There’s a funny thing about that famed Mediterranean hospitality. The more you return to a place the more you’re seen as family and, so, the less care and attention are paid to you. On my second journey, I noticed that the eyes didn’t gaze quite as intensely. Maybe I had picked up some habit on my last visit, even though it was only for two days… a tilt of the head at the market or a way of inhaling the brine, which made me more familiar. Or maybe their eyes reflected mine, which welcomed, which didn’t scrutinize so intensely, which remembered…

Of course there’s a practical benefit to the return visit. You know which pastiche-murals and checkerboard streets actually draw colorful people – and dogs – to meet. You’ve had time to reflect on the best way to capture that cathedral – Cathédrale de la Major, for the record – so that it blows up on Instagram, and you can come prepared with eyewear which distills those reflections and generates new ones. You have even, if you dare to daydream, attenuated your body to the rhythm of La Marseille so that every beat of your foot, every wave of your hand as you march through the city is wholly, authentically French.

 

So, do I have any actual advice to import? Cours Julien, a neighborhood of side streets and three euro beer, houses rooftop bars, an eclectic and cosmopolitan mixture of thirtysomethings, and the aforementioned mural. If you’re going to shop and you want that refined, artisanal, rustic chic for which the south of France has come to be known, stick to the center of the city. If you want the unrefined, pop-up bric-a-brac from which that chic evolved, try Les Docks. If, like Dhruv, you are a Count of Monte-Cristo aficionado book a ferry ticket from Old Port to the Frioul Archipelago and Château d’If. If all you want to do is feast and sleep, you’ll be right at home wherever you go.

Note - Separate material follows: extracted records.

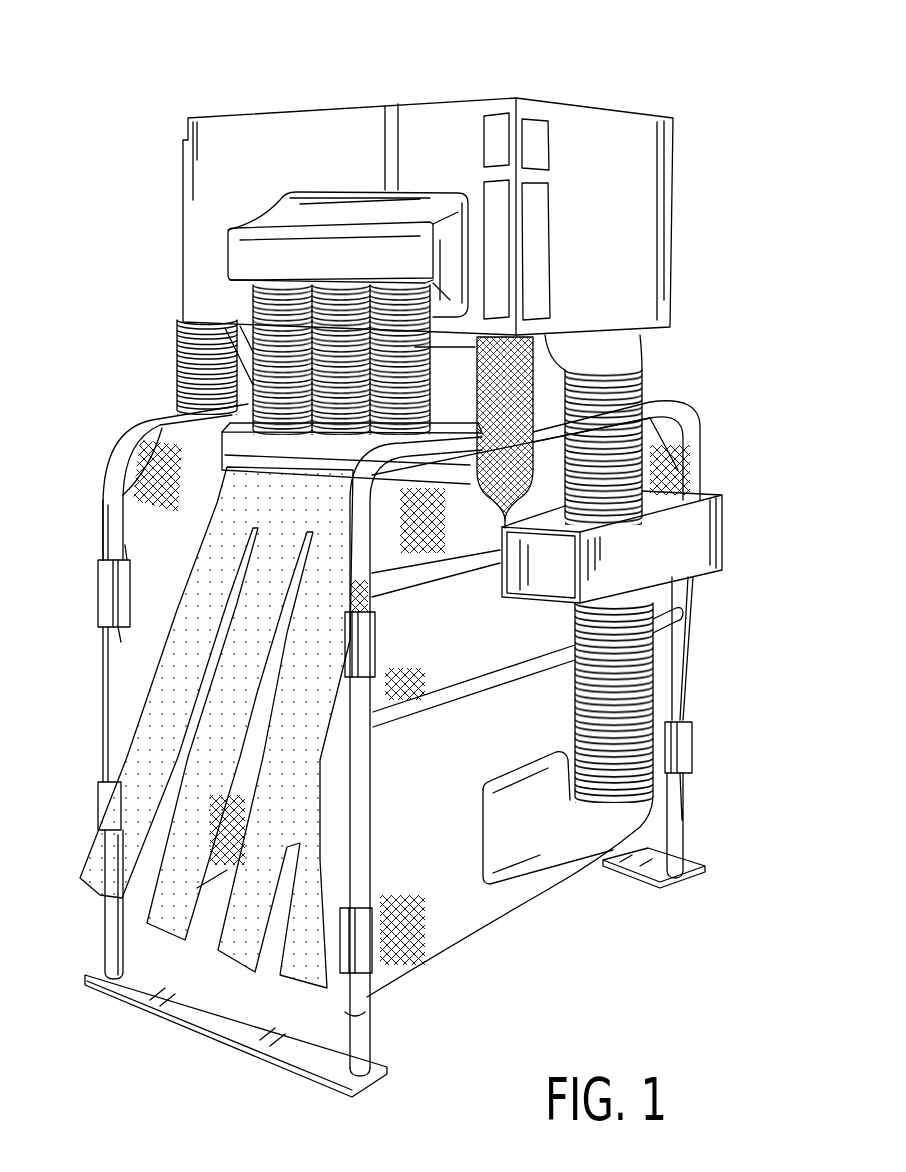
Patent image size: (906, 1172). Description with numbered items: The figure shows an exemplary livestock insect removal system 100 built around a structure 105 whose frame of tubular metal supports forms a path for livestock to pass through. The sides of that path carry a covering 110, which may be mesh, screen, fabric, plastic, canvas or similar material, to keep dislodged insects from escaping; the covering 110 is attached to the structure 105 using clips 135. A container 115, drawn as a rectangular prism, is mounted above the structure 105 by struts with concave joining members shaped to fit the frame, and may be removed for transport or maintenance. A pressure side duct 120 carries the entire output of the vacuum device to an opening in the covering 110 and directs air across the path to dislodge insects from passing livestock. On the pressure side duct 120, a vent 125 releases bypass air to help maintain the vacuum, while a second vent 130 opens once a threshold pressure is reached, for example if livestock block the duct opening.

The livestock insect removal system 100 is at (120, 63).
The structure 105 is at (133, 425).
The covering 110 is at (120, 522).
The container 115 is at (677, 206).
The pressure side duct 120 is at (645, 386).
The vent 125 is at (725, 527).
The second vent 130 is at (522, 583).
The clips 135 is at (105, 598).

You know, the first time I went to Marseille I had the flu. Vomiting, waking up at three a.m. so congested – and the salty, humid air didn’t help – that I was sure I had been suffocating. I missed out. I felt cheated. I harbored a desire to return. My second trip cured me of my restless obsession, and replaced it with a double-spark of realization.

  1. Marseille maintains the lighthouse not because it does a good job guiding ships but because it does a good job guiding people, drawing them in to the fold of the city.
  2. No matter where I go or how often, I will never get sick of being transported.